Die Beklagte beantragt,
das Urteil des Sozialgerichts Freiburg vom 20.06.2023 aufzuheben und die Klage
abzuweisen.
Der Kläger beantragt,
die Berufung zurückzuweisen.
Er stützt sich auf die Entscheidungsründe des SG und verweist auf § 86a Abs. 1 SGG. Die aufschiebende Wirkung der Rechtsbehelfe bestehe von Gesetzes wegen. Während des Bestehens der aufschiebenden Wirkung sei der Kläger weiterhin berechtigt, den streitgegenständlichen OPS abzurechnen. Der Kläger verweist auf die BT-Drs. 19/14871 (Beschlussempfehlung und Bericht des Ausschusses für Gesundheit [14. Ausschuss] zu dem Gesetzentwurf der Bundesregierung bezüglich des Entwurfs eines Gesetzes für bessere und unabhängige Prüfungen [MDK-Reformgesetz]), der auszugsweise wie folgt laute: „Sofern ein Krankenhaus gegen das Prüfergebnis des Medizinischen Dienstes klagt, kann es aufgrund der aufschiebenden Wirkung der Klage die entsprechenden Leistungen weiterhin vereinbaren und abrechnen; der Ausschluss nach § 275d Abs. 4 S. 1 gilt insofern erst ab dem Zeitpunkt der Rechtskraft der Entscheidung, die die Nichterfüllung der Strukturvoraussetzungen ausweist.“ (BT-Drs. 19/14871, S. 106).
Die Beteiligten haben sich mit einer Entscheidung ohne mündliche Verhandlung einverstanden erklärt.
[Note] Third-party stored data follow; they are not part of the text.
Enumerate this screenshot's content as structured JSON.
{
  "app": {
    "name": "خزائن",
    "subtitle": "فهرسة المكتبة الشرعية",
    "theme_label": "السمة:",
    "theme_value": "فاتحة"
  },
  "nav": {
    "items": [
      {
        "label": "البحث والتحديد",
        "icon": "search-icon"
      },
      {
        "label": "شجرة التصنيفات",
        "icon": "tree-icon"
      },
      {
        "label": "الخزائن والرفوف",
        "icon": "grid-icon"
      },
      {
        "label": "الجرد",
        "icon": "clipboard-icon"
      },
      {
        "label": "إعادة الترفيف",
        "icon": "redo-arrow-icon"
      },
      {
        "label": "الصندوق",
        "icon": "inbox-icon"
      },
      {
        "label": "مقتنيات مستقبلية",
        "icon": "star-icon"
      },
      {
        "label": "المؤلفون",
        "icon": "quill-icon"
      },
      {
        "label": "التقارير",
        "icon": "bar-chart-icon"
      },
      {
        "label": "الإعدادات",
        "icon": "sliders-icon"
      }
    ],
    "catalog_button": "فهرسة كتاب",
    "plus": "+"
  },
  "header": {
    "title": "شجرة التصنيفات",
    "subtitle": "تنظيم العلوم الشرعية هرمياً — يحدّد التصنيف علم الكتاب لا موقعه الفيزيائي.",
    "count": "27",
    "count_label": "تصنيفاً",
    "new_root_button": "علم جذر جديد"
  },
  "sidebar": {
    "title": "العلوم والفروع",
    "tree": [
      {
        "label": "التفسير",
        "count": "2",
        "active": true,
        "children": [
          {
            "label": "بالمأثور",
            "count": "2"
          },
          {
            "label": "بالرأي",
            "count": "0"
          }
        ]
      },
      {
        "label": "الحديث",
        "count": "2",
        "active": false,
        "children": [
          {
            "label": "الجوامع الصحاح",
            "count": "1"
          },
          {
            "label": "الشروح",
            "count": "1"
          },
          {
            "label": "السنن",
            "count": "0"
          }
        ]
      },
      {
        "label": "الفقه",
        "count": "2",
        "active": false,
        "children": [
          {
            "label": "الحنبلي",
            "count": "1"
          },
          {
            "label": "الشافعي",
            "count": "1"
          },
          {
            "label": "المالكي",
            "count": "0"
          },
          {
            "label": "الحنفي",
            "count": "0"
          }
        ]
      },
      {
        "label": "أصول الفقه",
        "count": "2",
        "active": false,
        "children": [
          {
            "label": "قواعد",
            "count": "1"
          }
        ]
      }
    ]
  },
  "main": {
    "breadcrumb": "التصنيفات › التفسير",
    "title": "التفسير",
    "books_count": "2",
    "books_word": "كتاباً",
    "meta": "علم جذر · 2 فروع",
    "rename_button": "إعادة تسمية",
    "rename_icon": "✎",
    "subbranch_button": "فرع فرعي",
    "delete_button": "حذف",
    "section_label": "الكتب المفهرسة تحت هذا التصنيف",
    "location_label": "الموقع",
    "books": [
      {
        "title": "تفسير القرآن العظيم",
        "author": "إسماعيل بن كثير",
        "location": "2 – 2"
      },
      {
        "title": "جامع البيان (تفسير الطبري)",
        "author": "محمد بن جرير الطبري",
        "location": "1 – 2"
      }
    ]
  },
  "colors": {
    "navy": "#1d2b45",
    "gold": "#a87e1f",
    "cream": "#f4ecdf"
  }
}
Hinsichtlich der weiteren Einzelheiten des Sachverhalts und des Vorbringens der Beteiligten wird auf die Prozessakten erster und zweiter Instanz verwiesen.
Entscheidungsgründe
Die Berufung der Beklagten hat keinen Erfolg.
Die nach den §§ 143, 144, 151 Abs. 1 SGG form- und fristgerecht eingelegte Berufung der Beklagten, über die der Senat nach §§ 124 Abs. 2, 153 Abs. 1 SGG im Einverständnis der Beteiligten ohne mündliche Verhandlung entscheidet, ist statthaft und zulässig, aber in der Sache unbegründet. Die Zinsforderung, welche sich aus dem Tenor des angegriffenen Urteils ergibt, beläuft sich auf 958,86 €.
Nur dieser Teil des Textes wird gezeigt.